Congress later passed and President Donald Trump signed a bill to extend the fund through 2092.

“People are still facing the consequences of 9/11 and trying to get some compensation,” Ward said. “If you’re a first responder or somebody that was living in that area, it’s not your fault that you were attacked. I think that’s something the government should take care of to help heal the country. I don’t think you should have to take on (paying for medical services) as a citizen.”

Moment of silence

On Monday, Gov.
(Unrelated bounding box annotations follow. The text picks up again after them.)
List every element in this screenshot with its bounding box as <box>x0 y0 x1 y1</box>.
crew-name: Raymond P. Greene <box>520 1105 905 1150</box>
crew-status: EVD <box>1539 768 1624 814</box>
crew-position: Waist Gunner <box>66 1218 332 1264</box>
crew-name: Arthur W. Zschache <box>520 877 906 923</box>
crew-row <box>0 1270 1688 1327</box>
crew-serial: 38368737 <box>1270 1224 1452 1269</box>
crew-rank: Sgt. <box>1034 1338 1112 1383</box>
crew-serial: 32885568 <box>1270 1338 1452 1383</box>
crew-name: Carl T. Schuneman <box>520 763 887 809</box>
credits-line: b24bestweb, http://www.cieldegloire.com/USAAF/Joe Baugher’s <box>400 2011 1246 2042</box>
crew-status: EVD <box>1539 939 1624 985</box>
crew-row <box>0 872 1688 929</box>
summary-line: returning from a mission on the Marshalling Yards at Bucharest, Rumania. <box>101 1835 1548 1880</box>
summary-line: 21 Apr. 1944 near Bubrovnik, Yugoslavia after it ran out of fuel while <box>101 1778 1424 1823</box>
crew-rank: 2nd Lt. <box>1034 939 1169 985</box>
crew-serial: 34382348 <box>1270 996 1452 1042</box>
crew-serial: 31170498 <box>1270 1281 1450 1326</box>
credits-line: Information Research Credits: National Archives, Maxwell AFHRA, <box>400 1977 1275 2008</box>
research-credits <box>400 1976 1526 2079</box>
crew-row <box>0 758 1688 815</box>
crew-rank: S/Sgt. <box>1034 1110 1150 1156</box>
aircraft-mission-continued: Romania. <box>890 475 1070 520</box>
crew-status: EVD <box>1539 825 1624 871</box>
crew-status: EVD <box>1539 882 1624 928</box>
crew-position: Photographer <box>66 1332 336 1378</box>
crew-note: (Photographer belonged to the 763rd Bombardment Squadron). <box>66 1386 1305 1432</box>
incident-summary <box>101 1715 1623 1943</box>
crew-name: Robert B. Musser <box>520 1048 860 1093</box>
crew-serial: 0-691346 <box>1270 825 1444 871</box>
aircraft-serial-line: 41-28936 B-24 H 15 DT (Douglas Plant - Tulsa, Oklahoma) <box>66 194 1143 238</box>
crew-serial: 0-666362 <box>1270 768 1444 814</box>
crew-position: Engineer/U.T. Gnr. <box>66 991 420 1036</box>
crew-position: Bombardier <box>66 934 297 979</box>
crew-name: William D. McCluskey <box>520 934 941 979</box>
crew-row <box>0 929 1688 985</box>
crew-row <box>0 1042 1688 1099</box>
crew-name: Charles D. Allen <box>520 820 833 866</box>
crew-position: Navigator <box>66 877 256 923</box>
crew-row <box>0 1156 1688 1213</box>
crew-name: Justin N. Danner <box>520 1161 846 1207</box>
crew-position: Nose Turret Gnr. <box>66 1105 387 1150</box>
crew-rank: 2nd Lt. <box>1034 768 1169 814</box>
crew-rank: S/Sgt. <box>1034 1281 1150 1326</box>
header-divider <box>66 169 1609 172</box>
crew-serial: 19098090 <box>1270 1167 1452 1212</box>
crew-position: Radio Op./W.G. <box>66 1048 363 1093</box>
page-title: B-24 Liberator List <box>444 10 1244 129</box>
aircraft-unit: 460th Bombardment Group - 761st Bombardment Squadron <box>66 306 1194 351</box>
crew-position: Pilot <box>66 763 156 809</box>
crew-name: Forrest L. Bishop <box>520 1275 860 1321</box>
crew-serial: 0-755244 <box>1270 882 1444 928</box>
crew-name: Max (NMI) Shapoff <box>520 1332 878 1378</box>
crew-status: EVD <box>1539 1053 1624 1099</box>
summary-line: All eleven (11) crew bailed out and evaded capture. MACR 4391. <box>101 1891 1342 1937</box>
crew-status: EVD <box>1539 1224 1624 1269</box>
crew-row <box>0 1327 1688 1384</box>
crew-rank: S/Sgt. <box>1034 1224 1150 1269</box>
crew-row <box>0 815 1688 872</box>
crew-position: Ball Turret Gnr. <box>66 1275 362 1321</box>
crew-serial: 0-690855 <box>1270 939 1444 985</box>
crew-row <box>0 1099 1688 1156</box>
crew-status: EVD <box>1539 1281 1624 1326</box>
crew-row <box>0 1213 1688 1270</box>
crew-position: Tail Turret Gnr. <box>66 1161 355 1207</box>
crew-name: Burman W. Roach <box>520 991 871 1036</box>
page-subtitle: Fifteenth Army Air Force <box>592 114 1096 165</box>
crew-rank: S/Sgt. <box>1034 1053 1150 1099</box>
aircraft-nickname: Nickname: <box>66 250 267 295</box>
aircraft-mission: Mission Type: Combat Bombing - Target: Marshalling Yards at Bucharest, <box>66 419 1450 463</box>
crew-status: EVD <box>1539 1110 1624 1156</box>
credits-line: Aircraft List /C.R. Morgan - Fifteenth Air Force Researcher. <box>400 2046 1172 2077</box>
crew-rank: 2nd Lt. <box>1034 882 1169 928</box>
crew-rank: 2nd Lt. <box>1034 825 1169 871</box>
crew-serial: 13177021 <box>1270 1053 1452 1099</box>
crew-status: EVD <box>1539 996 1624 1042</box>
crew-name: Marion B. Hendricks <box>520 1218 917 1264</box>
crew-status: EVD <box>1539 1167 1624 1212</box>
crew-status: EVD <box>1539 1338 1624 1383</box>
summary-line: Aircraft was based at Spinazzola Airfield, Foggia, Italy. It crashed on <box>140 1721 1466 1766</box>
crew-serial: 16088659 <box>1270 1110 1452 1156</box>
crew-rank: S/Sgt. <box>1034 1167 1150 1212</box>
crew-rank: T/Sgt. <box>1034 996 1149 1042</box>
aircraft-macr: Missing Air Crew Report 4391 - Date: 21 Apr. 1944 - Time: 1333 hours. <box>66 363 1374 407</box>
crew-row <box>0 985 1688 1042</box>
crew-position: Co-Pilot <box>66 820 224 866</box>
Andrew Cuomo signed into law legislation establishing today as Sept. 11 Remembrance Day in New York.

The law allows public schools to hold a brief moment of silence at the beginning of the school day to “encourage dialogue and education in the classroom, and to ensure future generations have an understanding” of the terrorist attacks “and their place in history,” according to the governor’s office.

“By establishing this annual day of remembrance and a brief moment of silence in public schools, we will help ensure we never forget — not just the pain of that moment but of the courage, sacrifice and outpouring of love that defined our response,” Cuomo said in a statement.

Ward and Hoffman both believe remembering what happened is important.

“It was an attack on American democracy,” Ward said. “We came together as a country after that happened, even though it was a horrible loss. I think it’s good historical context for children to learn.”

“I think it’s one of the biggest, scariest events that’s ever happened to America,” Alyssa said. “It’s the most shocking. Even though we weren’t alive for 9/11, it’s definitely something we should remember.”

“Create a dialogue”

Ward and Hoffman both, independently, spoke about gun violence as being something that shapes the world view of younger people perhaps more so than 9/11.

“I think if you asked a child now, they probably wouldn’t be surprised (about 9/11) because of all of the gun violence,” Ward said.

She said she hopes that as people reflect on 9/11, they think of the attacks as something carried out by a terrorist organization, not by an entire population of people.

Ward said she has family from the Middle East who still struggle to travel.

“Since slavery was abolished, we still struggle with racial tension in our country,” she said. “Since 9/11, I think we’ve had a little more Islamophobia. If someone is a different color, I think they tend to be targeted more.”

That’s something she believes there needs to be a dialogue about.

“I think it’s something we can learn from,” Ward said.

(Editor’s note: The Enterprise news staff plans to interview Saranac Lake High School seniors about 9/11 on Wednesday for Thursday’s paper.)